Histidine to histamine conversion

Histamine causes vasodilatation and bronchoconstriction. In the stomach it stimulates the secretion of hydrochloric acid (HCl). Histamine binds to H1 receptors in the stomach, stimulating the release of gastric acid. Pharmacological blockers of H1 receptors are used in the treatment of gastric reflux. H2 receptors are located on basophils; histamine stimulates their degranulation during the allergic responses. H2 receptor blockers are used to treat allergic conditions. Histamine is produced from Histidine by:

A. Deamination

B. Transamination

C. Carboxylation

D. Decarboxylation

E. Methylation

The correct answer is D- Decarboxylation.
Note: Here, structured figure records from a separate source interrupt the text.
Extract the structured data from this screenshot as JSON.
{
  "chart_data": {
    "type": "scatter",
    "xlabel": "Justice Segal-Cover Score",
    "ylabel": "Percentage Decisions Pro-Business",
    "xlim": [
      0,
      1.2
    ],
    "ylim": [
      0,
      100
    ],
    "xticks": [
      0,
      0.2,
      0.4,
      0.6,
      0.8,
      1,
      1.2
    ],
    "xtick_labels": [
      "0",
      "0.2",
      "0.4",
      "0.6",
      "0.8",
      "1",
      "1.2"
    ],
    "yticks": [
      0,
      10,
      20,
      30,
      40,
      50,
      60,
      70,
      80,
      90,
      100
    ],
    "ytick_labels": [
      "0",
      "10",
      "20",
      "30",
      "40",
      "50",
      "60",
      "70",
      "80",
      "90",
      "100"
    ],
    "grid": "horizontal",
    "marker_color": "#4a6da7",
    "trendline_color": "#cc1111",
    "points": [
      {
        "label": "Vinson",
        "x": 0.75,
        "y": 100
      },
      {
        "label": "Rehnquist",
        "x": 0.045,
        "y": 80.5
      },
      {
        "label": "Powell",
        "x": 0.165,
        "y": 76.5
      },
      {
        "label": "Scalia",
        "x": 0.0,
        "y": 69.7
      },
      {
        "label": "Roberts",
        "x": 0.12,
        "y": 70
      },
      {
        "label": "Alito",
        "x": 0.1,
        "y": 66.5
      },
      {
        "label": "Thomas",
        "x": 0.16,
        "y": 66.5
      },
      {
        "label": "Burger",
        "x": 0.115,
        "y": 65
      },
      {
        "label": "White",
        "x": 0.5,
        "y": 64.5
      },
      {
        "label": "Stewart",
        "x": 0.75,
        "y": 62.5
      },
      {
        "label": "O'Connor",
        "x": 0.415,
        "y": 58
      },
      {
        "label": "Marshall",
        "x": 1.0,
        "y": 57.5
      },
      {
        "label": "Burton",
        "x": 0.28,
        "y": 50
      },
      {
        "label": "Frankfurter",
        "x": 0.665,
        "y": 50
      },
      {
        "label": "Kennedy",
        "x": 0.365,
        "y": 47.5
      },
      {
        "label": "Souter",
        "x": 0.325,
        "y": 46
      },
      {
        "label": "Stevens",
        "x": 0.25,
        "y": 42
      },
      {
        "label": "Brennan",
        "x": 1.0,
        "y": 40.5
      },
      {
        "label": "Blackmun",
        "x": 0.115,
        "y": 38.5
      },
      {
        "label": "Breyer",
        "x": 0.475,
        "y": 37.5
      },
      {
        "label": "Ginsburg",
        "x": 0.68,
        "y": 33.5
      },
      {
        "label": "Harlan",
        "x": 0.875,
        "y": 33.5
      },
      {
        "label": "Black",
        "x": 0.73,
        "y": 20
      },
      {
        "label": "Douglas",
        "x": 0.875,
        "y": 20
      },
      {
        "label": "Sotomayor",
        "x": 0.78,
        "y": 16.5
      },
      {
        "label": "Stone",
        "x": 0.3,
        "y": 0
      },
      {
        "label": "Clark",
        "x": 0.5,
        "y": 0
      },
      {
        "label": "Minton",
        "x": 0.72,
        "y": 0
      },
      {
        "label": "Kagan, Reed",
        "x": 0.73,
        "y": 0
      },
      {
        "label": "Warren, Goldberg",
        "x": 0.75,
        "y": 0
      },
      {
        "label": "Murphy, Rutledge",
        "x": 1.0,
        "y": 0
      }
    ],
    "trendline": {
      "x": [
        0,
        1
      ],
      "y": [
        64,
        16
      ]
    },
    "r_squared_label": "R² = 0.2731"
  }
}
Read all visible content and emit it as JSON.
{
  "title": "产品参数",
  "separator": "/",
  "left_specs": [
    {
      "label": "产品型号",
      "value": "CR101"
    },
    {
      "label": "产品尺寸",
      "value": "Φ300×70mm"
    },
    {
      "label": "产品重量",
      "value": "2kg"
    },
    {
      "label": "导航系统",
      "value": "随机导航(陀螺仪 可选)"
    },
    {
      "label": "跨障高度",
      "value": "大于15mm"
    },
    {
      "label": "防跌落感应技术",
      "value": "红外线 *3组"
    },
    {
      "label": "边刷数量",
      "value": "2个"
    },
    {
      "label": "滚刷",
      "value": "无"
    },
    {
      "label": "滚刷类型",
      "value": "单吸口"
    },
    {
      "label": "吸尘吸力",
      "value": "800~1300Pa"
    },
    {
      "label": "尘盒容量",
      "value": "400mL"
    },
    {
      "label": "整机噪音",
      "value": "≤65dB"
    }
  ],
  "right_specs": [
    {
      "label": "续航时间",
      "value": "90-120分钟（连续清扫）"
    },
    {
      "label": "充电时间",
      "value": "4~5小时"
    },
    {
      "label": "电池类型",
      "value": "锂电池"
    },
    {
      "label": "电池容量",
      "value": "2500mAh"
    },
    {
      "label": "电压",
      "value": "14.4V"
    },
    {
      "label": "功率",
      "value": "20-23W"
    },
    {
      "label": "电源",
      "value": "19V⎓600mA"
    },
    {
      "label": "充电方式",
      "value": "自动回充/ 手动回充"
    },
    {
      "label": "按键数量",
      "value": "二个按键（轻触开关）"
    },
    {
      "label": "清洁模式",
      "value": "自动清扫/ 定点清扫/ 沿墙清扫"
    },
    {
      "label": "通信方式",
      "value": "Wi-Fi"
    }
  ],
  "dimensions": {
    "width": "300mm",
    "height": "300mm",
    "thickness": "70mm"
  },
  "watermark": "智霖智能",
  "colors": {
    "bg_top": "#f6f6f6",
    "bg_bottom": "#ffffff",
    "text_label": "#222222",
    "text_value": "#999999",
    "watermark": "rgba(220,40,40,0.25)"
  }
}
Histamine is a biogenic amine. A biogenic amine is a potent signaling molecule formed from an amino acid by decarboxylation. Histamine, for example, is made from the common amino acid histidine by decarboxylation.

The reaction is catalyzed by histidine decarboxylase, (figure-1). The enzyme requires B6-P as a coenzyme. Bacteria also are capable of producing histamine using histidine decarboxylase enzyme unrelated to those found in animals. A non-infectious form of food born disease, occurs due to histamine production by bacteria in spoiled food, particularly fish. Fermented foods and beverages naturally contain small quantities of histamine due to a similar conversion performed by fermenting bacteria or yeasts.

Most histamine in the body is generated in granules in mast cells, basophils and eosinophils. Non-mast cell histamine is found in several tissues, including the brain, where it functions as a neurotransmitter. Another important site of histamine storage and release is the enterochromaffin-like (ECL) cell of the stomach.

histamine synthesis

Figure-1-The histidine to histamine conversion is catalyzed by histidine decarboxylase

Role in allergies and inflammation – Histamine release occurs when allergens bind to mast-cell-bound IgE antibodies. Upon first exposure to an allergen, the mast cells get sensitized by IgE and upon second exposure, the allergen cross links the IgE leading to degranulation and release of histamine(Figure-2)

Histamine release

Figure-2- Histamine release from mast cells.

Other Biogenic amines

The most common biogenic amines synthesized from their respective amino acids are

Arginine—Agmatine

Lysine—Cadaverine

Ornithine—Putrescine, Spermine, Spermidine

Phenylalanine—Phenyl ethylamine

Tryptophan—Tryptamine, Serotonin

Tyrosine–Tyramine

Glutamic acid- Gamma amino butyric acid (GABA)

As regards other options

A. Deamination- Deamination is the process of removal of alpha amino group of amino acids. It can be oxidative or non oxidative. Oxidative deamination reactions require FMN or FAD, whereas non oxidative reactions require B6-P as coenzymes.

B. Transamination- Transamination is the process of transfer of alpha amino group from a donor amino acid to an acceptor alpha keto acid for the formation of a new amino acid and a new keto acid. Vitamin B6-P acts as a coenzyme for transamination reactions.

C. Carboxylation- The introduction of carboxyl group (CO2)  in a molecule is carboxylation. It is an energy requiring process. Most of the carboxylases require Biotin as a coenzyme.

E. Methylation- These reactions occur either for the synthesis of important biological compounds or for the detoxification or degradation of endogenous or foreign toxic compounds. Methionine, Choline and Betaine are the important methyl group donors for methylation reactions.